核廃絶は世界共通の課題 平和の思い未来へつなぐ
2026年原水禁世界大会を開催
8月4日、原水禁世界大会(広島)の開会総会が開かれ、8月5日には、分科会と民医連参加者交流集会が行われました。現地の様子を取材しました。
(奥山千佳記者)
「81年前の出来事は、昔ばなしでもおとぎ話でもありません」。被爆者の箕牧智之さんは、開会総会のあいさつでこう話します。
開会総会には3206人(うちオンライン506人)が参加。海外代表のスピーチで、韓国・人道主義実践医師協議会のイ・ソヨンさん(医師)が、「歴史は普通の人びとが連帯した時に変化してきた。今日の危機に立ちむかう私たちには、強い国際的な連帯が切実に必要」と訴えました。
参加した北海道の鎌田衣織さん(事務)は、「国や文化が異なっていても、核兵器のない世界を実現したいという思いは共通している。平和への強い気持ちを感じることができた」と前をむきます。
責任を持ち継承していく
8月5日にはフォーラムと15の分科会が行われました。
分科会「被爆者のたたかいとその継承のために」は、被爆証言を聞き、核兵器廃絶をすすめるための運動を交流しました。
波田保子さんは、9歳の時に広島で被爆。「原爆は、人間らしく死ぬことも生きることも許さなかった」と語ります。また、原爆の影響で父親が寝たきりになり、「父は健康な心と体を原爆に奪われた」と当時をふり返ります。
韓国のイ・ギヨルさんは広島で生まれ、生後5カ月の時に被爆。韓国に戻った後、朝鮮戦争・ベトナム戦争と、3度の戦争を経験。ギヨルさんは、「反戦・反核・平和」と日本語で強く訴えました。
関西学院大学教授の冨田宏治さんが「核兵器の非人道性と禁止条約」について講演。「被爆者の話を聞いた責任を持ち、その責任を一人ひとりが果たしていくことが大事」と力説しました。
会場では意見交換も行われ、参加していたある被爆者は「核兵器によって傷つけられたこのDNAがこの先どこまで続くか恐ろしい。核兵器は未来の子どもにも影響する。その恐ろしさをもっと伝える必要がある」と強調しました。
熊本から参加した山田健太郎さん(SW)は、「日本だけでなく世界で動いていかなければと視野がひろがった」と語り、後藤優佳さん(保育士)は、「未来ある子どもたちの将来を守るために、核兵器を許してはいけない」と言葉に力を込めます。

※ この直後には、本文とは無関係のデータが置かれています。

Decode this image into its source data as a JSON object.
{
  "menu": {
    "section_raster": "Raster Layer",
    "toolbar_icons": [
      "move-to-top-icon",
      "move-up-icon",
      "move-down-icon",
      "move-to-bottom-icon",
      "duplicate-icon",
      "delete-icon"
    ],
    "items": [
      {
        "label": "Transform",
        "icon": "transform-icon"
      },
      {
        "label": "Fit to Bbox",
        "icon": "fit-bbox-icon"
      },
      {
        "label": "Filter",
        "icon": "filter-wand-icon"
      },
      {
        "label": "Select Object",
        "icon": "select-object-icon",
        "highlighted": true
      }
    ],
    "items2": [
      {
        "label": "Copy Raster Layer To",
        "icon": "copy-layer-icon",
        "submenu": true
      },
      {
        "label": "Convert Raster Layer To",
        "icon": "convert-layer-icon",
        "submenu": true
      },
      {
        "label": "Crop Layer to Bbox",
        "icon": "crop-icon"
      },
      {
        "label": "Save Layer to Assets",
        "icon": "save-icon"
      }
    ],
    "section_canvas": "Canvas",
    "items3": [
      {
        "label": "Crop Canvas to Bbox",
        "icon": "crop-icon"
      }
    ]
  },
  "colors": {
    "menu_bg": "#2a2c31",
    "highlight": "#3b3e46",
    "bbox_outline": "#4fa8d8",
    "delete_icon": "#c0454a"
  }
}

動く分科会「岩国基地調査行動」では、岩国基地を沿岸部から視察。参加した福井の坂下莉央さん(作業療法士)は「戦闘機などを実際に見て、これが現実かと肌で感じた。現地に行って初めてわかることがあった」と話します。
民医連参加者交流集会を開催
民医連参加者交流集会は13の県連の職員と医学生、韓国から合計211人が参加。すべての県連から、とりくみや原水禁に参加した感想などの報告がありました。
新潟民医連は、7月に下越病院で、千羽鶴のピースバトンを行ったことを紹介。鶴を折るだけでなく、各部署が短冊に平和へのメッセージを付け加えて回覧したことで、部署間の平和メッセージの交流にもつながったことや、今後も平和のアピール活動に積極的にとりくみたいと報告しました。
千葉民医連の佐藤宏樹さん(医師)は世界大会の感想を発言。「平和は願うだけで実現するものではなく、行動を積み重ねることが大事だと感じた」とのべました。
熊本民医連は、先日の熊本地震の状況を共有。「震災は自然災害であり、防ぐことが難しいが、戦争や核兵器は人災であり、止めることができる。どうしていくかをみんなで考えていきたい」との発言に、会場は大きな拍手に包まれました。
自分たちに何ができるか
兵庫の岡田光紗さん(栄養士)は、「今回学んだことを発信し、自分自身ももっと知識を深めていきたい」と意気込みを語ります。
平和の大切さを改めて心に刻んだ参加者たちは、今回の学びや思いを各地でひろげていく決意を新たにしました。